In 1962, OAG began providing data to the first computer reservation systems and produced its first customised timetable for airlines. That year, it was acquired by Dun & Bradstreet. In 1970, OAG published its Pocket Flight Guide; it is still published today, in four regional versions. OAG participated in the development of the IATA Standard Schedules Information Manual (SSIM) for the interchange of airline schedules data. This was established in 1972 and is still the primary source of protocols and formats for the global airline industry. The OAG Electronic Edition was launched in 1983 and contained both flight and fare information. It was distributed through more than 20 system operators including Compuserve, Dow Jones and Viewtron. Additional databases (weather, arrival/departure information) were added in 1988. That year, Dun & Bradstreet sold OAG to Maxwell Communications. The company produced the industry's first PC-based travel planning tool on CD-ROM in 1991, which was bundled with a plug-in CD drive, as those were rare at the time. OAG launched an analytical tool in 1998, and also its first browser-based travel information product. The Swedish CAA became its first internet timetable customer and the following year Cathay Pacific became the first airline to give its Frequent Flyer Club members online access to OAG Travel Information System through its website. OAG made its flight information available on the Palm VII wireless organizer in 1999, followed a few months later by its first WAP mobile phone application.

===Recent===
Reed Elsevier sold OAG to Electra Private Equity in 2001. After five years under private ownership, OAG was bought by United Business Media in December 2006 to strengthen its aviation, transportation and travel business interests. UBM sold the majority of its data business to Electra Private Equity in 2013, who formed AXIO Data Group.

In 2009, OAG started to supply airlines schedules and Minimum Connection Time (MCTs) to Global distribution system Travelport and OAG also partners with the largest GDS in the world Amadeus and TravelSky.

In June 2010, OAG created new technology (Schedules Dynamic) to deliver the most up-to-date airline schedule changes to airlines, OTAs, GDSs and reservation systems.

OAG has a strategic partnership with IATA and contributes to its SSIM Standards Board and working groups.

In 2012, OAG launched OAG Analyser to deliver airline schedule analysis via an online accessible tool. In 2013, OAG added to its analytical suite with the launch of Traffic Analyser, a product developed in partnership with Travelport; a leading distribution services and e-commerce provider for the global travel industry.

In 2014, OAG acquired the services of real-time flight information solutions provider, Flight view, to expand its flight data business.

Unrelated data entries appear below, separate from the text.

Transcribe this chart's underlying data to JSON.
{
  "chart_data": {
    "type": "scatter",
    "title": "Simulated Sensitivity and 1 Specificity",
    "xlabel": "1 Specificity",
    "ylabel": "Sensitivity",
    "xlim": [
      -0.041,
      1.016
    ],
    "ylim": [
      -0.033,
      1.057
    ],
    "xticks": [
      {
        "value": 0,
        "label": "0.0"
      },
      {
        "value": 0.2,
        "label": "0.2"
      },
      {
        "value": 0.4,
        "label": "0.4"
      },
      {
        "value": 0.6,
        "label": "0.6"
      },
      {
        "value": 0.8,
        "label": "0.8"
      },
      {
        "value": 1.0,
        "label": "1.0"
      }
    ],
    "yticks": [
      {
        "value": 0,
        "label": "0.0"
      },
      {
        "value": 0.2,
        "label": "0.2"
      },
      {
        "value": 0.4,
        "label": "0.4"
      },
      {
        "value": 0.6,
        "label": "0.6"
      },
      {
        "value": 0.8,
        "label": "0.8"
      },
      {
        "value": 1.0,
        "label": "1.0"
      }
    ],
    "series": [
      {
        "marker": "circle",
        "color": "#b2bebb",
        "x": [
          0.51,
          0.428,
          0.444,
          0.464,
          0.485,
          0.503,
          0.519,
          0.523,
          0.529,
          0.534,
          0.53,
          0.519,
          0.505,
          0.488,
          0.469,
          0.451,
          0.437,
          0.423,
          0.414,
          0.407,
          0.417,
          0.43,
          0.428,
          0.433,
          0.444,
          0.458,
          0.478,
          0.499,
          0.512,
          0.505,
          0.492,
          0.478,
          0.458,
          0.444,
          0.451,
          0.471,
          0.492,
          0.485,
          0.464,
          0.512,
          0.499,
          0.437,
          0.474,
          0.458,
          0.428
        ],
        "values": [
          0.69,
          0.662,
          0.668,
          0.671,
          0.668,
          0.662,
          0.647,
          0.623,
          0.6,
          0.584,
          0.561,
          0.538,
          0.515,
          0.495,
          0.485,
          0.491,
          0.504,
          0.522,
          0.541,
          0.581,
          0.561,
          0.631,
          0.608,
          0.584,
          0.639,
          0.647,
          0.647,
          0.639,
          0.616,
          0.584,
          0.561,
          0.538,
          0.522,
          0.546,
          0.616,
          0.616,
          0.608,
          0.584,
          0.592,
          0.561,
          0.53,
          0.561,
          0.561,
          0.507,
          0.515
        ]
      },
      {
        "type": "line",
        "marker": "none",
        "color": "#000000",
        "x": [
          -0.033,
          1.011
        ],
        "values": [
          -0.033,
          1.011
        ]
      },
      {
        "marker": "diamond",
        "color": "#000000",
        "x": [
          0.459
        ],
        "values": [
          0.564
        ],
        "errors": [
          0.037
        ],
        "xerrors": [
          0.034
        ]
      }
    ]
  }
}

November 2015 saw OAG sell MRO Network, a provider of aviation exhibitions, conferences and publications to the MRO, fleet, financing and leasing sectors to Penton (now part of the Aviation Week Network, owned by Informa).

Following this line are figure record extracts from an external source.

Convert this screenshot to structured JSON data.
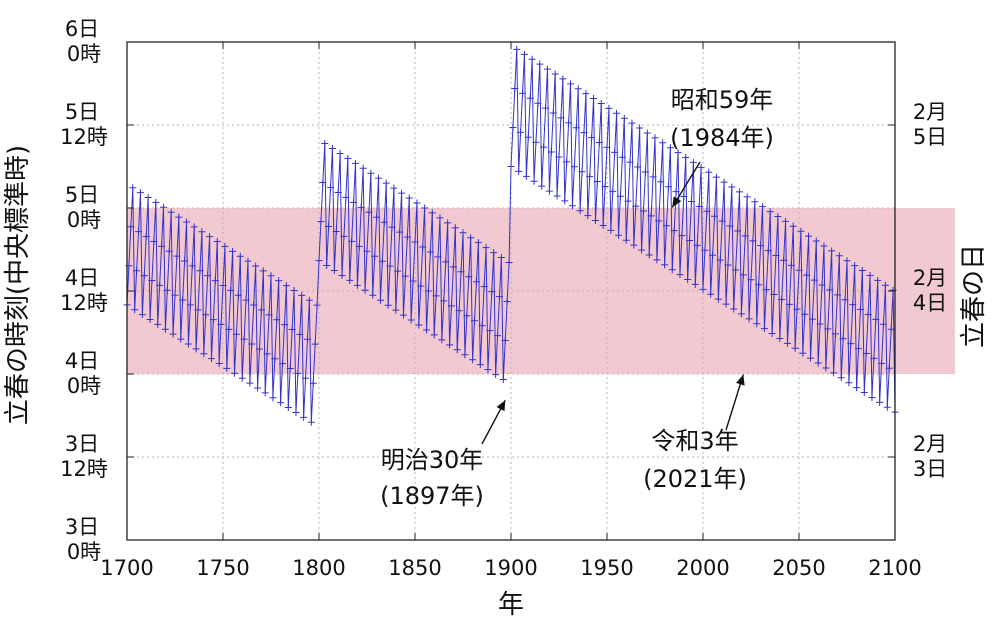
{
  "chart_data": {
    "type": "line",
    "title": "",
    "xlabel": "年",
    "ylabel": "立春の時刻(中央標準時)",
    "y2label": "立春の日",
    "xlim": [
      1700,
      2100
    ],
    "ylim_hours": [
      72,
      144
    ],
    "x_ticks": [
      1700,
      1750,
      1800,
      1850,
      1900,
      1950,
      2000,
      2050,
      2100
    ],
    "y_ticks": [
      {
        "hours": 72,
        "day": "3日",
        "time": "0時"
      },
      {
        "hours": 84,
        "day": "3日",
        "time": "12時"
      },
      {
        "hours": 96,
        "day": "4日",
        "time": "0時"
      },
      {
        "hours": 108,
        "day": "4日",
        "time": "12時"
      },
      {
        "hours": 120,
        "day": "5日",
        "time": "0時"
      },
      {
        "hours": 132,
        "day": "5日",
        "time": "12時"
      },
      {
        "hours": 144,
        "day": "6日",
        "time": "0時"
      }
    ],
    "y2_ticks": [
      {
        "hours": 84,
        "month": "2月",
        "day": "3日"
      },
      {
        "hours": 108,
        "month": "2月",
        "day": "4日"
      },
      {
        "hours": 132,
        "month": "2月",
        "day": "5日"
      }
    ],
    "band": {
      "from_hours": 96,
      "to_hours": 120,
      "color": "#f2c8d1"
    },
    "series": [
      {
        "name": "立春の時刻",
        "color": "#3333cc",
        "marker": "+",
        "x_range": [
          1700,
          2100
        ],
        "segments": [
          {
            "from_year": 1700,
            "to_year": 1799,
            "start_hours": 106.0,
            "slope_hours_per_year": -0.1768
          },
          {
            "from_year": 1800,
            "to_year": 1899,
            "start_hours": 112.4,
            "slope_hours_per_year": -0.1792
          },
          {
            "from_year": 1900,
            "to_year": 2100,
            "start_hours": 126.0,
            "slope_hours_per_year": -0.1776
          }
        ]
      }
    ],
    "annotations": [
      {
        "line1": "昭和59年",
        "line2": "(1984年)",
        "x": 1984,
        "hours": 120.1
      },
      {
        "line1": "明治30年",
        "line2": "(1897年)",
        "x": 1897,
        "hours": 92.2
      },
      {
        "line1": "令和3年",
        "line2": "(2021年)",
        "x": 2021,
        "hours": 95.9
      }
    ]
  }
}
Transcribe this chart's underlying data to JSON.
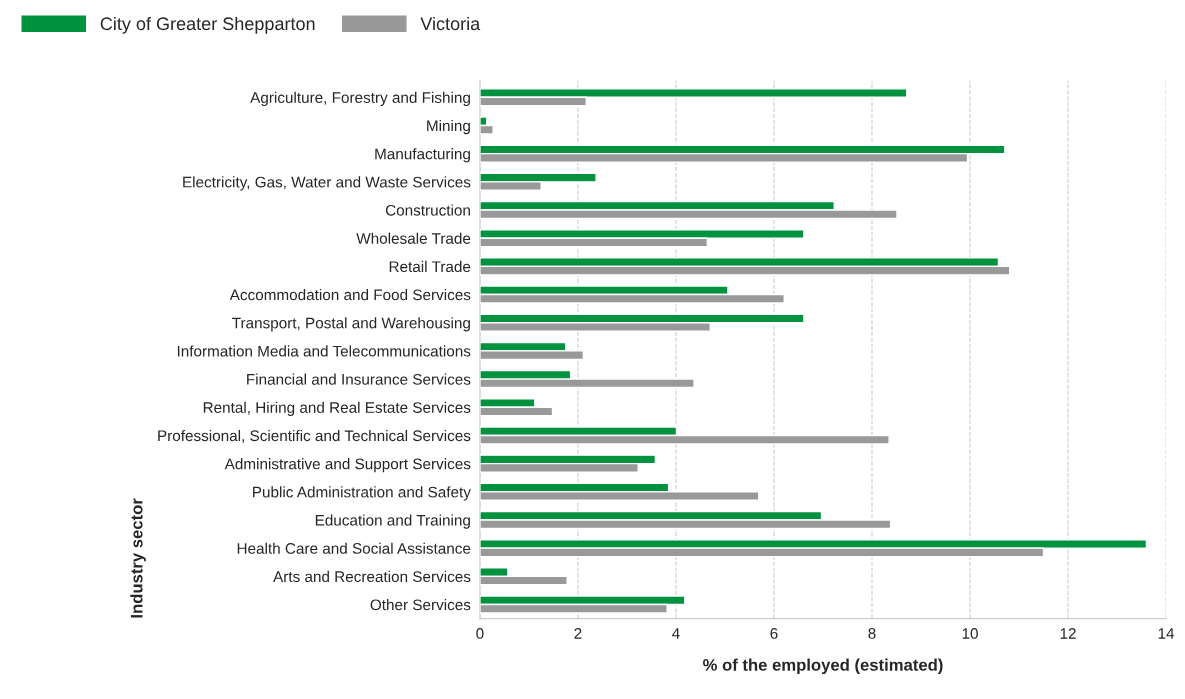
{
  "chart_data": {
    "type": "bar",
    "orientation": "horizontal",
    "xlabel": "% of the employed (estimated)",
    "ylabel": "Industry sector",
    "categories": [
      "Agriculture, Forestry and Fishing",
      "Mining",
      "Manufacturing",
      "Electricity, Gas, Water and Waste Services",
      "Construction",
      "Wholesale Trade",
      "Retail Trade",
      "Accommodation and Food Services",
      "Transport, Postal and Warehousing",
      "Information Media and Telecommunications",
      "Financial and Insurance Services",
      "Rental, Hiring and Real Estate Services",
      "Professional, Scientific and Technical Services",
      "Administrative and Support Services",
      "Public Administration and Safety",
      "Education and Training",
      "Health Care and Social Assistance",
      "Arts and Recreation Services",
      "Other Services"
    ],
    "series": [
      {
        "name": "City of Greater Shepparton",
        "color": "#00923f",
        "values": [
          8.71,
          0.14,
          10.71,
          2.37,
          7.23,
          6.61,
          10.58,
          5.06,
          6.61,
          1.75,
          1.85,
          1.12,
          4.01,
          3.58,
          3.85,
          6.97,
          13.6,
          0.57,
          4.18
        ]
      },
      {
        "name": "Victoria",
        "color": "#999999",
        "values": [
          2.17,
          0.27,
          9.95,
          1.25,
          8.51,
          4.64,
          10.81,
          6.21,
          4.7,
          2.11,
          4.37,
          1.48,
          8.35,
          3.23,
          5.69,
          8.38,
          11.5,
          1.78,
          3.82
        ]
      }
    ],
    "xlim": [
      0,
      14
    ],
    "xticks": [
      0,
      2,
      4,
      6,
      8,
      10,
      12,
      14
    ],
    "grid": "x",
    "legend": "top left"
  }
}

In 2014, OAG began releasing its annual Punctuality League, which details the on-time performance of many of the world's largest airlines and airports. OAG also releases annual analysis on the world's busiest and most profitable routes and airports.

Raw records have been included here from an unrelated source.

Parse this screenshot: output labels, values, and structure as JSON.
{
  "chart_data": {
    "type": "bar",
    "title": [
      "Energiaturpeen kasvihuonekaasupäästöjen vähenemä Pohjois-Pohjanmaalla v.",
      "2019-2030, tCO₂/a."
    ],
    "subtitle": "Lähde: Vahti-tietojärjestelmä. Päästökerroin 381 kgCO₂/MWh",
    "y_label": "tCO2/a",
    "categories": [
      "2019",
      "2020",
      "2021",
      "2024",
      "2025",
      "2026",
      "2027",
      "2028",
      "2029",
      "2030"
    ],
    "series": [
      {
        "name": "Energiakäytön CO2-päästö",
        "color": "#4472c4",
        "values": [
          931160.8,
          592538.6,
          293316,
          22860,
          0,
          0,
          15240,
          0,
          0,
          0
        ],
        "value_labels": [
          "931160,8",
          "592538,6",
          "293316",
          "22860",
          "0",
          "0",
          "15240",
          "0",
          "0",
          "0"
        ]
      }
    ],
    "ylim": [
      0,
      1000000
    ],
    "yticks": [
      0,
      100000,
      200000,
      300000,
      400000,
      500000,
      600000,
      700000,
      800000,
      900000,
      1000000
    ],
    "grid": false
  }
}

On 16 February 2017, OAG was bought by British investment firm Vitruvian Partners.

In September 2018, OAG opened a technology development centre in Kaunas, Lithuania.

In January 2020, OAG released its first data and analysis about the impact of COVID-19 on China and Asia with information on flights from Wuhan. OAG continues to release weekly analysis on the impact of the pandemic on the global aviation market. The recovery tracker details changes to global seat capacity annually, by region and by aircraft.